首頁 江山記

第三章 道觀

在廣良婚禮的第二天。我帶著未滅的頭痛,去郊區的山上。

清光院裏共有八位道士。這是田美告訴過我的。她學考古學,對宗教興趣濃厚,因此周圍寺院觀庵都去遍了,知道很多逸聞。她還說這裏的簽子和符久負盛名。好吧,我且無事,死馬當活馬醫。

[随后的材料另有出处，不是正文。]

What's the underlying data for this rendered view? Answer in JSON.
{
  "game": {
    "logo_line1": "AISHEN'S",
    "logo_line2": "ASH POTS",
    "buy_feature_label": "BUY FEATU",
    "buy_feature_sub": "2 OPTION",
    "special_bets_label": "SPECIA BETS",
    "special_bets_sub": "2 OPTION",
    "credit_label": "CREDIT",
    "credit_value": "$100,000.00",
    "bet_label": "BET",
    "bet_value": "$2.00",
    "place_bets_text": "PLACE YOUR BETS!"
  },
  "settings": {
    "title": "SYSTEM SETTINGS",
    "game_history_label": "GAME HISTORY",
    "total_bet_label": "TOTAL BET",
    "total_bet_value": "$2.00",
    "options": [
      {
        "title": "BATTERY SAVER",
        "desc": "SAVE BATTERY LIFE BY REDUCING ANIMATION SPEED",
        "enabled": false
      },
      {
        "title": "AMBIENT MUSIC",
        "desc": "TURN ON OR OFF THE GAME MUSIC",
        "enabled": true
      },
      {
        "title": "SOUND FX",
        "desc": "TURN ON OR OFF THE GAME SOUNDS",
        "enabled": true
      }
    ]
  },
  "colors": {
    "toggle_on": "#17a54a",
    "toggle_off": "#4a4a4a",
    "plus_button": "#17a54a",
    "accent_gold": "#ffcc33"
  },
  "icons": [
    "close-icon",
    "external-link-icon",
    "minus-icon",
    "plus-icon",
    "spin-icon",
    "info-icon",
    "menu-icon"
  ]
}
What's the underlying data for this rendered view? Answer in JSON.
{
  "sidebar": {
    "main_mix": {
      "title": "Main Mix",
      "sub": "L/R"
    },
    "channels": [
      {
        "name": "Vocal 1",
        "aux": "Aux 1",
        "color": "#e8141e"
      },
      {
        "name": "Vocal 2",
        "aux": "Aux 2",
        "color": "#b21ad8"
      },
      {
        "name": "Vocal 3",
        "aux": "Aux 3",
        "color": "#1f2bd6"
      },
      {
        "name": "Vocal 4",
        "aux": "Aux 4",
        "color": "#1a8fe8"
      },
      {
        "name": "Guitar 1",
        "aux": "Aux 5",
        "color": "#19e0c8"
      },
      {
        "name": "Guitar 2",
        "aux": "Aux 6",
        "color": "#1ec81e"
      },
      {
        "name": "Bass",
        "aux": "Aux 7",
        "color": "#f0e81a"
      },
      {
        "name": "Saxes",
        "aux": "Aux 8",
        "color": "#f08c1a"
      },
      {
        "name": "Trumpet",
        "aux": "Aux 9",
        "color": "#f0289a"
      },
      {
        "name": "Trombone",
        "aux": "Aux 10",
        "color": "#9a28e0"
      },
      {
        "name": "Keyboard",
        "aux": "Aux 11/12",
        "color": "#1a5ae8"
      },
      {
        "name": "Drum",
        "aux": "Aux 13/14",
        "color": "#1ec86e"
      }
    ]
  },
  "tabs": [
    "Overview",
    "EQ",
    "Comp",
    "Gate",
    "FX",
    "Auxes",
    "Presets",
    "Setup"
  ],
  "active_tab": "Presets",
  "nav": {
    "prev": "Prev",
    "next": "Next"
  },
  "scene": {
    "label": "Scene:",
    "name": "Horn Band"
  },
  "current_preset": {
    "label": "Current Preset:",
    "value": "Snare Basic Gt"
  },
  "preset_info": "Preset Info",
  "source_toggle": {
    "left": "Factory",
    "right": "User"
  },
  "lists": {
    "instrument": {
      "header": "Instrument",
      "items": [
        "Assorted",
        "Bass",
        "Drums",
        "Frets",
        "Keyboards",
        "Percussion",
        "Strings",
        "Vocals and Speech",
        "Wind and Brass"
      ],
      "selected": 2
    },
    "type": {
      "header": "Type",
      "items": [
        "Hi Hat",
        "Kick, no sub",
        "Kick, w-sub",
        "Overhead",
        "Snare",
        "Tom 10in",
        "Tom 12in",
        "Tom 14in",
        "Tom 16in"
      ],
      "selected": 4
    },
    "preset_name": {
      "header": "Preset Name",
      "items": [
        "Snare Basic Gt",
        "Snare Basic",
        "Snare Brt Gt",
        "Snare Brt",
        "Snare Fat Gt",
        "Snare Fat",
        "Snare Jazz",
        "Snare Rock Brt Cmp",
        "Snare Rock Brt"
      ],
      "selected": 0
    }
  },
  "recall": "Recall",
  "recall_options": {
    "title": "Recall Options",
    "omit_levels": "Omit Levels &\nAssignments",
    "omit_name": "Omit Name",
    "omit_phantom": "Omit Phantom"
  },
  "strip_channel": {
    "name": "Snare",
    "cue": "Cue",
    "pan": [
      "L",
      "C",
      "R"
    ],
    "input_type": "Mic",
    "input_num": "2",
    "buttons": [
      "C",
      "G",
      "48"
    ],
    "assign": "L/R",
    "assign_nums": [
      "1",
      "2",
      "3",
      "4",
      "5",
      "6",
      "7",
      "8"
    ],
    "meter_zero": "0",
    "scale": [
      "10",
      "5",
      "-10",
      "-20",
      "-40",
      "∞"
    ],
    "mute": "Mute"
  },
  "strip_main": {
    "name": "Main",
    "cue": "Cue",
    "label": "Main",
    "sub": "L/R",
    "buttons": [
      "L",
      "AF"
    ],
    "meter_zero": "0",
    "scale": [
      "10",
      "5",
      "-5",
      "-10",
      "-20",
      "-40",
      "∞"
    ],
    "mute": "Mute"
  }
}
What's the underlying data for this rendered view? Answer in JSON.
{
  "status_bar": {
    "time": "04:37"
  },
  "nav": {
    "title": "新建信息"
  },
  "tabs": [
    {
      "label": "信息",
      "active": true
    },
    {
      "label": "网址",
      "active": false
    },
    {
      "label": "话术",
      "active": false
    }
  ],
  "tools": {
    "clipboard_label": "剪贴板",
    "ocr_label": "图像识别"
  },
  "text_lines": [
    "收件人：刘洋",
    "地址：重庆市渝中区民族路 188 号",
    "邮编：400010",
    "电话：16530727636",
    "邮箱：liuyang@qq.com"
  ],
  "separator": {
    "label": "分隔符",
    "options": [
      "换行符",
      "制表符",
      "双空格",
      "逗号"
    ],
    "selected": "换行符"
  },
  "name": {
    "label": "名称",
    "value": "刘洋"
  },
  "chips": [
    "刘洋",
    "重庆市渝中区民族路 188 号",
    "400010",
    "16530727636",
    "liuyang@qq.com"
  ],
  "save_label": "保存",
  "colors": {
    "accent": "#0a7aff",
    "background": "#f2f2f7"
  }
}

我搖了竹簽,得號,尋著堂裏的架上簽文找去。交了點零錢,小道士給我一張桃紅色簽文。上麵畫有鬆花雲濤,兩古人像。簽文道:

上上

嘹嚦征鴻獨出群,

梅山樹下怨難分,

雲程此去無多處,

朝雲暮雨各有憑。

我看得十分糊塗。這怎麽看也不是上上簽啊。這時一個胡須灰白糾結的道士來喚小道士。看我在堂中發呆,便伸手拿了我的簽文去。看了一會,撚著胡須又看看我。我鬱悶地問:“道長,這簽文無誤?”

他把簽文還給我,溫和地回答:“我們這裏簽文都是仔細寫來的,不過這簽沒有別人抽到過,很是難得。姑娘不必擔心,是上上簽沒有錯。”

“可是……”我心想那“怨”又何解?

他似是看出我心裏的問,繼續說:“隻需往前走便是,遇到什麽都不必慌張。萬事環環相扣,都是自然。將來姑娘再來時,也許會不同光景,但這院裏的鬆柏梅花,也還是在的。”

我更糊塗了。我想了想說:“道長,要不我求一個符吧。”

他搖搖頭,笑說:“姑娘不需要符了。”

嘎?這什麽意思?

道士轉身跟小道士說:“快去找明先生來。”然後他又對我禮貌地一點頭,就出門了。

我站在門口,抬眼望著梅樹枝椏間的細碎藍天。這春日豔陽,看不盡天光明朗。回過臉來,卻在屋簷之外,看到不遠的山石六角亭裏,坐著一個男人。他的衣衫沒變,發式沒變,隻是手裏由一個電腦包換成了一張琴。山風輕揚,將他的衣袂翻卷,也使他琴聲隱約飄散。我依然看不清他的臉,隻是覺得,那輪廓很舒服。他是如此專心,乃至仿佛萬物不礙,與蒼穹白雲、空山樹影渾然一體。